L’invecchiamento delle cellule staminali e la neurodegenerazione

La capacità rigenerativa del cervello adulto è limitata e diminuisce con l’età. Un progetto finanziato dall’UE sta studiando i meccanismi delle modifiche legate alla senescenza nelle cellule staminali del cervello.

I danni al cervello e la neurodegenerazione sono le cause maggiori di mortalità e morbilità. Per riparare la neurodegenerazione, è necessaria una produzione continua di neuroni da parte delle cellule staminali neurali; tale capacità, però, si riduce nelle cellule staminali vecchie. Per lo sviluppo di terapie a base di cellule staminali, è assolutamente prioritario comprendere i meccanismi che controllano la proliferazione delle cellule staminali e la senescenza.

Il progetto AGING STEM CELLS (Mechanisms of stem cell proliferation and senescence in the aged and damaged mouse brain), finanziato dall’UE, ha indagato sui meccanismi legati alla senescenza. Si è incentrato sui processi in un cervello che invecchia e danneggiato con il coinvolgimento dell’istone H2AX. Poiché la proliferazione delle cellule staminali neurali diminuisce con l’età, la cumulativa erosione dei telomeri attiva le proteine che intervengono nei danni al DNA, compreso l’H2AX.

I ricercatori hanno dimostrato che l’H2AX ha effetti protettivi nel mantenimento del numero di cellule staminali per tutta la vita. Pertanto, il numero di cellule staminali è stato ridotto nel cervello di animali vecchi privi di H2AX, rispetto a topi di tipo selvatico della stessa età. Altre prove sono state desunte dal fatto che i topi vecchi senza H2AX presentavano una memoria olfattiva indebolita.

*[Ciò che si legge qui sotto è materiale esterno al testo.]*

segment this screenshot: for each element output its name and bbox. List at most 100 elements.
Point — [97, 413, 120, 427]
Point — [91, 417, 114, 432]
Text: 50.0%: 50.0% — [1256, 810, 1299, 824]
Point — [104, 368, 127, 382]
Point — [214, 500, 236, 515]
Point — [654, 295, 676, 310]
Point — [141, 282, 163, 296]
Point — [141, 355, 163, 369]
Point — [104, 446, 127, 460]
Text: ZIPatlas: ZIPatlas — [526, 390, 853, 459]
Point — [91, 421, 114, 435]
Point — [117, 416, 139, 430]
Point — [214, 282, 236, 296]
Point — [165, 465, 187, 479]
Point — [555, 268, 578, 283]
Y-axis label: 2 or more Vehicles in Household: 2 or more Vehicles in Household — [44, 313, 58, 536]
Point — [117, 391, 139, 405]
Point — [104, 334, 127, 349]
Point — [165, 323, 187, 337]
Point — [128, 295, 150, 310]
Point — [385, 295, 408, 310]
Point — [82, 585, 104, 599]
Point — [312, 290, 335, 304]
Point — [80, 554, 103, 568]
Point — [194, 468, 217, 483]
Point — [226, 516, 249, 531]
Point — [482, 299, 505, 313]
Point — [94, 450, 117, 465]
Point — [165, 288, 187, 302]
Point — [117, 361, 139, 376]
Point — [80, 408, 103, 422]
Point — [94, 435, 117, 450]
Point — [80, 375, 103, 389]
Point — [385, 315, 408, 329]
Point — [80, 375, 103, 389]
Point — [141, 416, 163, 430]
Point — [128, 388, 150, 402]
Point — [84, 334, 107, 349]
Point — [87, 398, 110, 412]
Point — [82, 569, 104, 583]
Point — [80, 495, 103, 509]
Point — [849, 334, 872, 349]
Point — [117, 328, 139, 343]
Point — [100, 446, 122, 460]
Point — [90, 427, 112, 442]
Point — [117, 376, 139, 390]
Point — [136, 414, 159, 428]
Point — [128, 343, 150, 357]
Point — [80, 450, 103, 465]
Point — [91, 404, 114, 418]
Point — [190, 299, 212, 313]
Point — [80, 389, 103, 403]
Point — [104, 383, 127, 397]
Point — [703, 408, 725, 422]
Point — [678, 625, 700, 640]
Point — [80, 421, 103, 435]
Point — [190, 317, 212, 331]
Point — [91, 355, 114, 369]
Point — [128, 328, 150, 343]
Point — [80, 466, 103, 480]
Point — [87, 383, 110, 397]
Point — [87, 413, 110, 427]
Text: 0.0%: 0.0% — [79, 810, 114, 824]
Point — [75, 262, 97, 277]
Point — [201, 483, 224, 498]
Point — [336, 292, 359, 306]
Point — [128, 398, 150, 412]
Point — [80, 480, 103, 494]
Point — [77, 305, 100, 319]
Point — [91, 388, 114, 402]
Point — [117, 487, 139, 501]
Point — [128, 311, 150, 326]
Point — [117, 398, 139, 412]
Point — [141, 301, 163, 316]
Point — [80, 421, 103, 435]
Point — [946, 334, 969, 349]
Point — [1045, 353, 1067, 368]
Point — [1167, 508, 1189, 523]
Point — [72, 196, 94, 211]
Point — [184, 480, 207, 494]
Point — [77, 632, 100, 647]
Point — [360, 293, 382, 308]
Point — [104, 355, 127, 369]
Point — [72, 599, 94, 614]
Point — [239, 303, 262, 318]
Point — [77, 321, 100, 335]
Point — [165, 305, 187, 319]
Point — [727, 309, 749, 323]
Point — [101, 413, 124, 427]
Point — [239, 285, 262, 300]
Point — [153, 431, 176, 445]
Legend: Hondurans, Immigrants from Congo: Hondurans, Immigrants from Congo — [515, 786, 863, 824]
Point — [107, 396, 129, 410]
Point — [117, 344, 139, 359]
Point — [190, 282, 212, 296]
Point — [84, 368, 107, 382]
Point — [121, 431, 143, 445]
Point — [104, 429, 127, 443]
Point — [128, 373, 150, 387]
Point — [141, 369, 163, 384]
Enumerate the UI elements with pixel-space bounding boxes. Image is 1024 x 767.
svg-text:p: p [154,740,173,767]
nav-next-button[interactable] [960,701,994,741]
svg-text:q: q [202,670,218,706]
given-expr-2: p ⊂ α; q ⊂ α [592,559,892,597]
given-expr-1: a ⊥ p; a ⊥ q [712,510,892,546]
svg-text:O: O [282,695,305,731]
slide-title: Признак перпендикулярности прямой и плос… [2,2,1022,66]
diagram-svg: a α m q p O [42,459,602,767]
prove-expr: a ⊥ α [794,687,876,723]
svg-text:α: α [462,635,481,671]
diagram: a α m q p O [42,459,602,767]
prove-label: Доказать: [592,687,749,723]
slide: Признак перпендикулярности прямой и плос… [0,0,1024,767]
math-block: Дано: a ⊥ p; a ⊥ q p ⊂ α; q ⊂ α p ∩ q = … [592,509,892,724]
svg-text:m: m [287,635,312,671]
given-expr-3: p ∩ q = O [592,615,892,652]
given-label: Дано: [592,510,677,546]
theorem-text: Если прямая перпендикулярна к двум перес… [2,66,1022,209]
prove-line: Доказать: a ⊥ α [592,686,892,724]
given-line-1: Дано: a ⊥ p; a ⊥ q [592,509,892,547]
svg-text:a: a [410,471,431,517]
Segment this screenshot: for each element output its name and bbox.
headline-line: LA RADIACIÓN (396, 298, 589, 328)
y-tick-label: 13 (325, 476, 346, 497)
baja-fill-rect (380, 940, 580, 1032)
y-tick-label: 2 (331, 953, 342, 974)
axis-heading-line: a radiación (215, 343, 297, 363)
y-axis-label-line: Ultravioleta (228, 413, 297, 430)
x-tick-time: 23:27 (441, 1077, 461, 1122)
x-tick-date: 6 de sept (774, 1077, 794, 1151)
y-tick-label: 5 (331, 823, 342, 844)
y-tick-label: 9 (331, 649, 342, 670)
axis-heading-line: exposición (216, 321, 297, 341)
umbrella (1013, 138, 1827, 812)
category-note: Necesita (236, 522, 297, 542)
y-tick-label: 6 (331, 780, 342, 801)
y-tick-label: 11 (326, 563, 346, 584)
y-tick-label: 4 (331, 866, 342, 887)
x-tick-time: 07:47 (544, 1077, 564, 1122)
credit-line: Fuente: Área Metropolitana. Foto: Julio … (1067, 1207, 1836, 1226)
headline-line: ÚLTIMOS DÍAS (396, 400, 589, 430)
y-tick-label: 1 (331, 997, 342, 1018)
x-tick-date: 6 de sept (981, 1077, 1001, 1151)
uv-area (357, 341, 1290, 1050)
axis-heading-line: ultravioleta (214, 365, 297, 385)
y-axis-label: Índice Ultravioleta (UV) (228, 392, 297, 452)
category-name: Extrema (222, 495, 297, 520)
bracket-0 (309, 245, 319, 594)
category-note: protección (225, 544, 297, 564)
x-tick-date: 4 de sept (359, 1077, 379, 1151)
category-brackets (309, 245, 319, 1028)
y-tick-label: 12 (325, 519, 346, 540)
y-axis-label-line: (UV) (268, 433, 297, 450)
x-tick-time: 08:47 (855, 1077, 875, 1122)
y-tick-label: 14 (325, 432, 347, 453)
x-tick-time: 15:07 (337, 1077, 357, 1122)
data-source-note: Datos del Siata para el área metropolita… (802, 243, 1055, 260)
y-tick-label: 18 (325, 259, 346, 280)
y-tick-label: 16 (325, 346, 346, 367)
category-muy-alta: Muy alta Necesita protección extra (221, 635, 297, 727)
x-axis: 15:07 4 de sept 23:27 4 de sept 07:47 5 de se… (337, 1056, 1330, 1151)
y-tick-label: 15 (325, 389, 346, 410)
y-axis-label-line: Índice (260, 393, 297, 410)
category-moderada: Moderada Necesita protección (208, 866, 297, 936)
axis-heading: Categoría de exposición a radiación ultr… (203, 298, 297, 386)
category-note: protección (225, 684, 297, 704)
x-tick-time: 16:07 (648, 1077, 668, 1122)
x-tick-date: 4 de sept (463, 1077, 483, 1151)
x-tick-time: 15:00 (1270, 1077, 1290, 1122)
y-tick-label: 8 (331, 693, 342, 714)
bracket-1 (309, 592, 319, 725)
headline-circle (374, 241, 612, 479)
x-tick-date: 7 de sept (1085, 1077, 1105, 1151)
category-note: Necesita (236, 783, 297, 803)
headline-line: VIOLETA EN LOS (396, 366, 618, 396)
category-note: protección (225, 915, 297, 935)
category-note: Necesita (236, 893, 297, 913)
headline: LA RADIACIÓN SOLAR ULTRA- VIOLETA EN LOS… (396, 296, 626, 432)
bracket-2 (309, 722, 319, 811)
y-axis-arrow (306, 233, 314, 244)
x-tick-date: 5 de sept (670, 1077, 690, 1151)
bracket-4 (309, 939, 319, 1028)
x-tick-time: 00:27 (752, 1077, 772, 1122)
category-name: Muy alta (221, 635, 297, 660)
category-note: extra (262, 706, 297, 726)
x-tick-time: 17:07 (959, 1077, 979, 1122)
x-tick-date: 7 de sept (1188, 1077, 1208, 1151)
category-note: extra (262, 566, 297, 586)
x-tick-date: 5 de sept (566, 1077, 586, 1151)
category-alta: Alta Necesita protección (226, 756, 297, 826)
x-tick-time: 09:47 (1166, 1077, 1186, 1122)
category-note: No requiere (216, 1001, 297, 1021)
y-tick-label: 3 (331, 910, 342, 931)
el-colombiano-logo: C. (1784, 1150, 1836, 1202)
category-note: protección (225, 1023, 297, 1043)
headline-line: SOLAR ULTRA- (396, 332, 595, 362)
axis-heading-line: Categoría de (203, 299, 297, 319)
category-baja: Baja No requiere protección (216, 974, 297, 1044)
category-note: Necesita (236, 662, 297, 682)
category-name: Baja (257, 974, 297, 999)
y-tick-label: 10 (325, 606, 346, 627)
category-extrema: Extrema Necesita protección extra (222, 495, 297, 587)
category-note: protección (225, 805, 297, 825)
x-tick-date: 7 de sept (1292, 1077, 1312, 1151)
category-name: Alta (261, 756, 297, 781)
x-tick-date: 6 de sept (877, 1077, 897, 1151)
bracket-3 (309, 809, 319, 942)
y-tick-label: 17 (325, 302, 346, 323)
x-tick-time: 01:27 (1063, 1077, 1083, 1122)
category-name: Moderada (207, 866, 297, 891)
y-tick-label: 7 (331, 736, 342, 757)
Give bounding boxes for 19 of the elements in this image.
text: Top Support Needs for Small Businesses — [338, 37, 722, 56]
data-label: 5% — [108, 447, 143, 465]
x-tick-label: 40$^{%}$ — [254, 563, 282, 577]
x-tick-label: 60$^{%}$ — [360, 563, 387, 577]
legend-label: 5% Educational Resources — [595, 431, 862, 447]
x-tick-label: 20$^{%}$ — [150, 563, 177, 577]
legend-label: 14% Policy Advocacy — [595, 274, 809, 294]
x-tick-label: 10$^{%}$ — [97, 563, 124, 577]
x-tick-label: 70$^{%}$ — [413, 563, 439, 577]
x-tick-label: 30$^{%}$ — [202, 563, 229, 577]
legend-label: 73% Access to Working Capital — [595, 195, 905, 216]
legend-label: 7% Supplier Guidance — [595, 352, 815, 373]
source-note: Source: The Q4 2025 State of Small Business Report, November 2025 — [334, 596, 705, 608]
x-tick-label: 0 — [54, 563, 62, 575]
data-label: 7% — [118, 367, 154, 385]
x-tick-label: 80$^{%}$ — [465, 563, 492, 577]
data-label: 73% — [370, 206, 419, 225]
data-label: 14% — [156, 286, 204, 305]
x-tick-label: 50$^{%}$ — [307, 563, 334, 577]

Oltre ai modelli animali, AGING STEM CELLS ha generato colture di fibroblasti primari da topi mutanti H2AX. Gli scienziati si sono serviti della coltura primaria per studiare l’importanza di singole mutazioni per la proliferazione cellulare, la crescita della popolazione e la progressione del ciclo cellulare.

Un’altra priorità del progetto riguardava la protezione dall’ictus. AGING STEM CELLS ha indagato sulle potenzialità di recettori GABAA (canali ionici che rispondono al neurotrasmettitore acido gamma-aminobutirrico) per la rigenerazione delle cellule del cervello. In relazione a questo esame, gli scienziati hanno cercato di capire se la bicocullina, antagonista dei recettori GABAA, potesse incidere sugli esiti neuronali in un modello murino di ictus. Hanno scoperto che, a sette settimane dall’ictus, il trattamento con bicocullina determina di fatto un numero superiore di neuroni immaturi nel sito della lesione. Pertanto, un blocco precoce di recettori GABAA può essere utile alla fase di recupero dopo un episodio di ictus.

La comprensione del declino neurogenico legato all’età e lo studio delle possibilità di promuovere la neurogenesi possono dischiudere la via a nuove strategie clinicamente rilevanti per i danni al cervello e la neurodegenerazione.